After upgrading my ZFS pool to version 28, I enabled dedup for testing. I found that it really caused huge performance hit. The writing speed over the network dropped from 80MB/s to 5MB/s!!! After disabling this feature, the speed goes up again.
sudo zfs set dedup=off your-zpool
In general, dedup is an expensive feature that requires a lot of hardware resources. You will need 5GB memory per 1TB of storage (Source). For example, if zpool is 10TB, I will need 50GB of memory! (Which I only have 12GB). Therefore, think twice before enabling dedup!
Notice that it won’t solve all the performance problem by disabling the dedup.
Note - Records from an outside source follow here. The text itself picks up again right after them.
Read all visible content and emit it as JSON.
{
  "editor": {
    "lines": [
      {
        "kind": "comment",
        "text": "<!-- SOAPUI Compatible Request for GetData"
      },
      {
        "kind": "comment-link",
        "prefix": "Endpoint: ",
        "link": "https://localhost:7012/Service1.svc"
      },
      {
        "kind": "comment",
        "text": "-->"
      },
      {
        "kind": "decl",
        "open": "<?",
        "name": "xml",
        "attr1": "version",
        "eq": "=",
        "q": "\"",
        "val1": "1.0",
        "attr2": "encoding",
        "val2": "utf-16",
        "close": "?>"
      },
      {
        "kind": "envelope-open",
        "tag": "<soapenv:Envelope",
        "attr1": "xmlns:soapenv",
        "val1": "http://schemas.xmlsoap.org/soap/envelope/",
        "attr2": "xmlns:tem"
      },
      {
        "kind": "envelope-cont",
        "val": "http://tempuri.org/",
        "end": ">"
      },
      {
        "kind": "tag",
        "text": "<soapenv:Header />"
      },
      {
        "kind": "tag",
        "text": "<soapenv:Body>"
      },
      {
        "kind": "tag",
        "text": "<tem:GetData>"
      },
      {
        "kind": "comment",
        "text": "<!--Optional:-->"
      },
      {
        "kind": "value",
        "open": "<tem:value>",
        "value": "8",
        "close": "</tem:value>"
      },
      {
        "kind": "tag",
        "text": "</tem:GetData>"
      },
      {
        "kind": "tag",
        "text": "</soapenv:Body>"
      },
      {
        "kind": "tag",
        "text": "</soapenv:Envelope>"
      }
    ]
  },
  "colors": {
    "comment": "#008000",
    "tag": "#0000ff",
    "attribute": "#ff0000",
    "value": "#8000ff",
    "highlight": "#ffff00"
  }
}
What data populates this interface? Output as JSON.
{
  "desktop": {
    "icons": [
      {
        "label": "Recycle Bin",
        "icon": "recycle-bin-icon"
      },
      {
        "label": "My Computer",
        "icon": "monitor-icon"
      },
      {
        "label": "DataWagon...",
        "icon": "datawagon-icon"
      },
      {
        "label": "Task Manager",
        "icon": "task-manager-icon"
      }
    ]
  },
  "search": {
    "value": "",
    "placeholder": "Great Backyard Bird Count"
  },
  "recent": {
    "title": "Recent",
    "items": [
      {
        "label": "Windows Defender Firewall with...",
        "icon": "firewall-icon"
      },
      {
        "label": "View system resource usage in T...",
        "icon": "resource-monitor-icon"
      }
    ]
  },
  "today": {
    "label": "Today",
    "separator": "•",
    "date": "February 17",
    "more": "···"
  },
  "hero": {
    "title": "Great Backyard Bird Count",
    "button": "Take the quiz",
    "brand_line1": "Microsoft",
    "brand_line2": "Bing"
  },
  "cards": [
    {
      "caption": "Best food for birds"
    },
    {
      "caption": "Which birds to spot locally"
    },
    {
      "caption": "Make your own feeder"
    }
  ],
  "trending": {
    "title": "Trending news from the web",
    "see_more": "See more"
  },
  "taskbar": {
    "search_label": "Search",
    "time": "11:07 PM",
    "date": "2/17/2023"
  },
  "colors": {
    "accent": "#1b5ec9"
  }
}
For example, if you enable dedup before and disable it afterward, all files stored during this period are dedup dependent, even dedup is disabled. When you need to update these files (e.g., delete), the system still needs to check again the dedup index before any processing your file. Therefore, the performance issue still exists when working with these affected files. For the new files, it should be okay. Unfortunately, there is no way to find out the affected dedup files. The only way is to destroy and re-build the ZFS pool, which will clear the list of dedup files.
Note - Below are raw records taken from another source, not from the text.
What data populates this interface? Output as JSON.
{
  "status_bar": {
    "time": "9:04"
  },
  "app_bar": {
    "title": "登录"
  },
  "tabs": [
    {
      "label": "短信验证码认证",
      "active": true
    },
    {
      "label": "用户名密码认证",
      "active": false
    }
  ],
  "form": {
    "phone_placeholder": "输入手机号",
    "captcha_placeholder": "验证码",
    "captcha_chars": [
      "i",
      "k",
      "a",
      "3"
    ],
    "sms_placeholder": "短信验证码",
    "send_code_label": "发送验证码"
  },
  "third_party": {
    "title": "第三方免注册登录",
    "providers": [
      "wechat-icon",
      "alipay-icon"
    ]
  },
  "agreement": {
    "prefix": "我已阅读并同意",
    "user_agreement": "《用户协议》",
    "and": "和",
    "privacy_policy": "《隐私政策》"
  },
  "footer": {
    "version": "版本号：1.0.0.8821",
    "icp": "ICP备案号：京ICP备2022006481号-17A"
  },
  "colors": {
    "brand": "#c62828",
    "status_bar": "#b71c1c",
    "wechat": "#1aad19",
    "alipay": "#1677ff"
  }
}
Improve ZFS Performance: Step 16
Reinstall Your Old System
Sometimes, reinstalling your old system from scratch may help to improve the performance. Recently, I decided to reinstall my FreeBSD box. It was an old FreeBSD box that was started with FreeBSD 6 (released in 2005, about 8 years ago from today). Although I upgraded the system every release, it already accumulated many junk and unused files. So I decide to reinstall the system from scratch. After the installation, I can tell that the system is more responsive and stable.
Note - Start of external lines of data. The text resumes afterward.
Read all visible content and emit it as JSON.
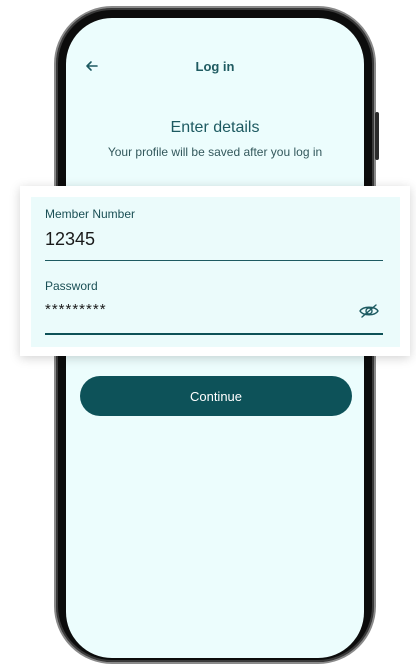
{
  "header": {
    "title": "Log in"
  },
  "intro": {
    "heading": "Enter details",
    "subheading": "Your profile will be saved after you log in"
  },
  "form": {
    "member_number": {
      "label": "Member Number",
      "value": "12345"
    },
    "password": {
      "label": "Password",
      "value": "*********"
    }
  },
  "actions": {
    "continue_label": "Continue"
  },
  "colors": {
    "screen_background": "#ecfdfd",
    "primary": "#0d5259",
    "accent_text": "#1d5a61"
  },
  "icons": {
    "back": "arrow-left-icon",
    "password_visibility": "eye-off-icon"
  }
}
Before you wipe out the system, you can export the ZFS tank using the following command:
sudo zpool export mypool
After the work is done, you can import the data back:
sudo zpool import mypool
Improve ZFS Performance: Step 17
Connect your disks via high speed interface
Recently, I found that my overall ZFS system is slow no matter what I have done. After some investigations, I noticed that the bottle neck was my RAID card. Here are my suggestions:
1. Connect your disks to the ports with highest speed. For example, my PCI-e RAID card deliveries higher speed than my PCI RAID card. One way to verify the speed is by using dmesg, e.g.,
dmesg | grep MB
#Connected via PCI card. Speed is 1.5Gb/s
ad4: 953869MB at ata2-master UDMA100 SATA 1.5Gb/s
#Connected via PCI-e card. Speed is 3.0 Gb/s
ad12: 953869MB at ata6-master UDMA100 SATA 3Gb/s
In this case, the overall speed limit is based on the slowest one (1.5Gb/s), even the rest of my disks are 3Gb/s.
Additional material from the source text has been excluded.